The crypto benchmark has already outperformed global stocks, which are up by about 2%, bonds by about 1%, and gold by up 3%. Cryptocurrencies outperforming the overall market comes on the heel of a tumultuous 2022 that saw most cryptocurrencies lose more than 60% in market value. While there is some light at the end of the tunnel after the steep sell-off, established coins are not leading the bounce backs.
Investors and traders are increasingly paying close watch to smaller coins whose valuations seem reasonable. Solana is one of the coins up by more than 60% for the year after going down by more than 90% last year. The coin came under immense pressure as the Terra stablecoin collapsed, and FTX exchange implosions rattled the market, fuelling a sell-off wave.

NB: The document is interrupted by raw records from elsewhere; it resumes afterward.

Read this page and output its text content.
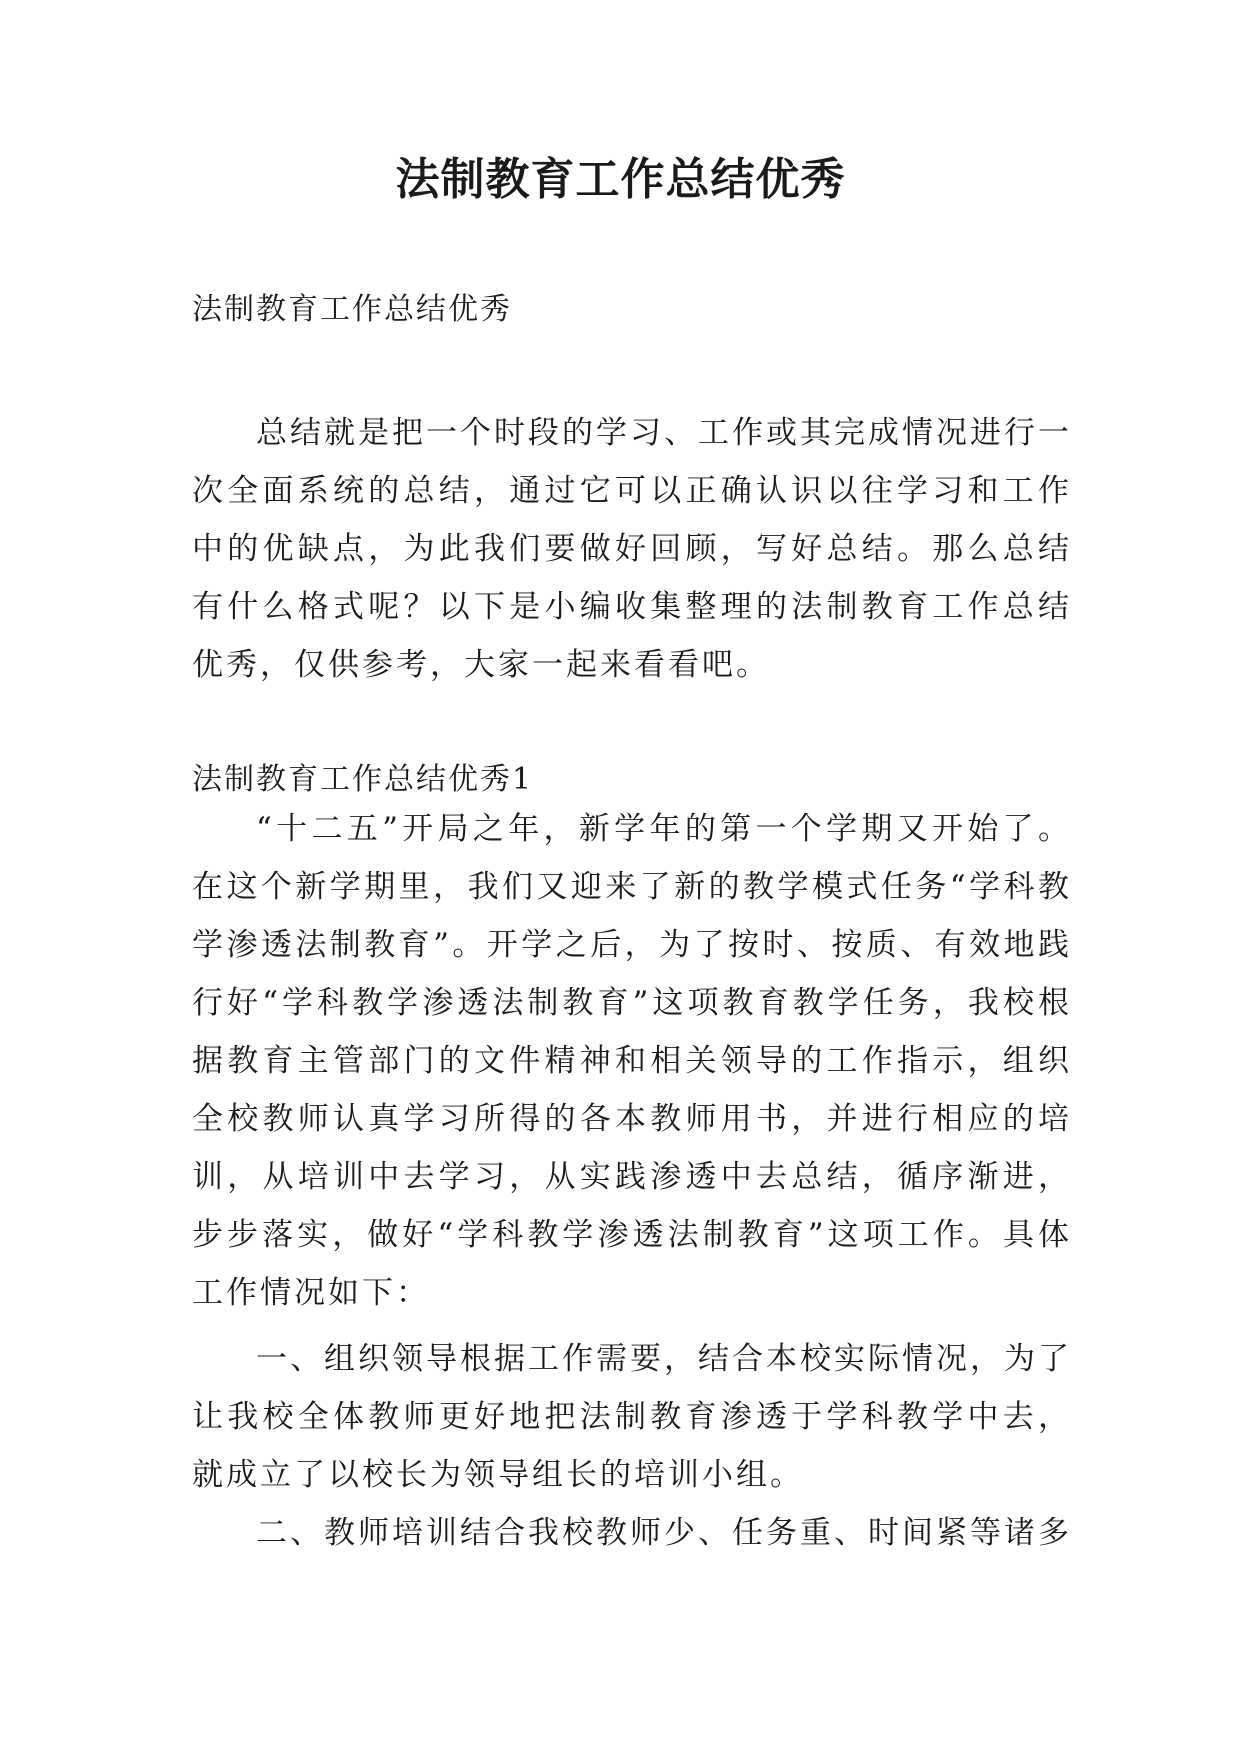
法制教育工作总结优秀

法制教育工作总结优秀

总结就是把一个时段的学习、工作或其完成情况进行一次全面系统的总结，通过它可以正确认识以往学习和工作中的优缺点，为此我们要做好回顾，写好总结。那么总结有什么格式呢？以下是小编收集整理的法制教育工作总结优秀，仅供参考，大家一起来看看吧。

法制教育工作总结优秀1

“十二五”开局之年，新学年的第一个学期又开始了。在这个新学期里，我们又迎来了新的教学模式任务“学科教学渗透法制教育”。开学之后，为了按时、按质、有效地践行好“学科教学渗透法制教育”这项教育教学任务，我校根据教育主管部门的文件精神和相关领导的工作指示，组织全校教师认真学习所得的各本教师用书，并进行相应的培训，从培训中去学习，从实践渗透中去总结，循序渐进，步步落实，做好“学科教学渗透法制教育”这项工作。具体工作情况如下：

一、组织领导根据工作需要，结合本校实际情况，为了让我校全体教师更好地把法制教育渗透于学科教学中去，就成立了以校长为领导组长的培训小组。

二、教师培训结合我校教师少、任务重、时间紧等诸多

Ethereum is another coin attracting some interest in the market, up by about 11% for the year after falling 67% last year. The bounce back could be attributed to investors taking note of an upgrade on the Ethereum blockchain, which is poised to make it a preferred developer’s platform. An upcoming upgrade dubbed Shanghai, expected to allow investors to withdraw Ethers locked, is another important event likely to continue offering support to the coin. Bitcoin on the other hand is up by about 2% for the year.
Coins offering high staking rewards allowing investors to generate significant passive income on the side are also on the move as optimism slowly creeps back into the industry. StakeWise (SWISE) is up 113%, Lido DAO is up 107%, and Rocket Pools RPL is up 21% as liquid staking tokens continue to outperform.

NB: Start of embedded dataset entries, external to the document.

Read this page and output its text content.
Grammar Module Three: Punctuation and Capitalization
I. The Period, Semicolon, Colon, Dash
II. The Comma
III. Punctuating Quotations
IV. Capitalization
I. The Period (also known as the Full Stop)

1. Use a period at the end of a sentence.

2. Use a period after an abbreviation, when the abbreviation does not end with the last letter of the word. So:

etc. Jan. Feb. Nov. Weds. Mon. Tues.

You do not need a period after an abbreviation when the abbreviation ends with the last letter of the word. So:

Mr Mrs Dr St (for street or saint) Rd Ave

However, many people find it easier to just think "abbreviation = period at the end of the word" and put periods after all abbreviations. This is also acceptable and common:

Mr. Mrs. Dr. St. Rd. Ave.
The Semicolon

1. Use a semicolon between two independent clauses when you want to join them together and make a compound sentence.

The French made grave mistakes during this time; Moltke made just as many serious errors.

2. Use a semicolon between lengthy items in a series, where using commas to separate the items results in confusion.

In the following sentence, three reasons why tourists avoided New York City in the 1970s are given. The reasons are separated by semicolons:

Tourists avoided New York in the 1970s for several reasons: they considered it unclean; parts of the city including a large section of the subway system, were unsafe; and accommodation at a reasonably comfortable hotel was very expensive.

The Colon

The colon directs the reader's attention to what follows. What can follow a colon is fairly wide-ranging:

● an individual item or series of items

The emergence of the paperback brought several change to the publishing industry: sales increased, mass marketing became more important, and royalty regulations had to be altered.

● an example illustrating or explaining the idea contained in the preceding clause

High Interest Rate and Recession Risks
Last year Cryptocurrencies were on the receiving end as demand for riskier assets subsided amid elevated inflation levels. Furthermore, the US Federal Reserve’s hiking interest rates at the fastest pace in decades resulted in the US dollar strengthening across the board, putting pressure on cryptocurrencies.

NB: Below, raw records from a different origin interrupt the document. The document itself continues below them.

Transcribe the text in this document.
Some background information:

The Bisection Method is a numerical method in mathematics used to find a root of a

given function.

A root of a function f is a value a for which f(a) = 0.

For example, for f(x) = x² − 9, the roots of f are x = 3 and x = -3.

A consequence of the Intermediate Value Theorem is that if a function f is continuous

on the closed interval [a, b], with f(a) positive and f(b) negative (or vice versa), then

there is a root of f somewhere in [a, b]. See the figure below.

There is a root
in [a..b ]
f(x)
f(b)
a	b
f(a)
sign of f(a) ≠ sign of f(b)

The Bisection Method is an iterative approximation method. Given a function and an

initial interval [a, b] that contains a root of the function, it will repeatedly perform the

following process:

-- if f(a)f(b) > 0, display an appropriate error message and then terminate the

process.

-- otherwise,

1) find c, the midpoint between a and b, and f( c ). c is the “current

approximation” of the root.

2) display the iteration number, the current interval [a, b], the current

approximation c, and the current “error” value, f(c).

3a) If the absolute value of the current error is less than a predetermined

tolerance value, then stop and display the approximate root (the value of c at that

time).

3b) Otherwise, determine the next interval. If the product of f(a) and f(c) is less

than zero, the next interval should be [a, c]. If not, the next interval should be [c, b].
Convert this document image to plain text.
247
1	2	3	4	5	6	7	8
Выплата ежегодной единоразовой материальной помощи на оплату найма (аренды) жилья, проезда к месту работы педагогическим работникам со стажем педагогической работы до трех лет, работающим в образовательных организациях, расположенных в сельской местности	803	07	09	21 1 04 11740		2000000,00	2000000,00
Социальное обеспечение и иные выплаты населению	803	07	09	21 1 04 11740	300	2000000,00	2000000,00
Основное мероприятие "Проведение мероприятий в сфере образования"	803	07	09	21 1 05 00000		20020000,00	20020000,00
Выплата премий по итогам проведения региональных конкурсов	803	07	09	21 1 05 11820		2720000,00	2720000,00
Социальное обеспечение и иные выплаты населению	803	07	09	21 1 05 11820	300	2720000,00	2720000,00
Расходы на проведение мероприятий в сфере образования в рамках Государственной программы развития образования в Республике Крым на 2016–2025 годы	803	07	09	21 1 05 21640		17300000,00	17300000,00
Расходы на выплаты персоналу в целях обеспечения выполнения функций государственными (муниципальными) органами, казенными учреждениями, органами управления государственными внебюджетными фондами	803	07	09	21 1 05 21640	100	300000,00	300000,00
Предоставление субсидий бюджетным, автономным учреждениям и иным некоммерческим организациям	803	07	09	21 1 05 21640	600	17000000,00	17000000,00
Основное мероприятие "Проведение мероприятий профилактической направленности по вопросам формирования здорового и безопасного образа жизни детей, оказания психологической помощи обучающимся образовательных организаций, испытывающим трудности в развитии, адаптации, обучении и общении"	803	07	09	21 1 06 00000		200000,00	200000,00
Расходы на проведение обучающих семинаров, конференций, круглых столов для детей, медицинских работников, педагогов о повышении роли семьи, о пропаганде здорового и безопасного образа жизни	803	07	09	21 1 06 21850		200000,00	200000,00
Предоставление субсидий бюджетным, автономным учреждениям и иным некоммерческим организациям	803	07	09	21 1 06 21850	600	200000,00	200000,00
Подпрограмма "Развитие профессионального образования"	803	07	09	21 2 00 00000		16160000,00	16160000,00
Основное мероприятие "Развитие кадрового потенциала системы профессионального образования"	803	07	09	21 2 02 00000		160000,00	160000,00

Nevertheless, cryptocurrencies could come under pressure amid the growing risk of the global economy plunging into a recession. With interest rates rising at the fastest pace in decades, there is growing concern that an economic slowdown could come into play. As a result, borrowing costs have increased significantly, a move likely to affect companies’ and individuals’ ability to access cheap capital that they can use to invest in alternative assets like cryptocurrencies.
Additionally, the high-interest rate environment makes bonds and treasures highly lucrative as yield assets, which could force investors to shift to these asset classes. However, with most cryptocurrencies trading at levels not seen in years, many investors are likely to invest in them to take advantage of the highly discounted levels.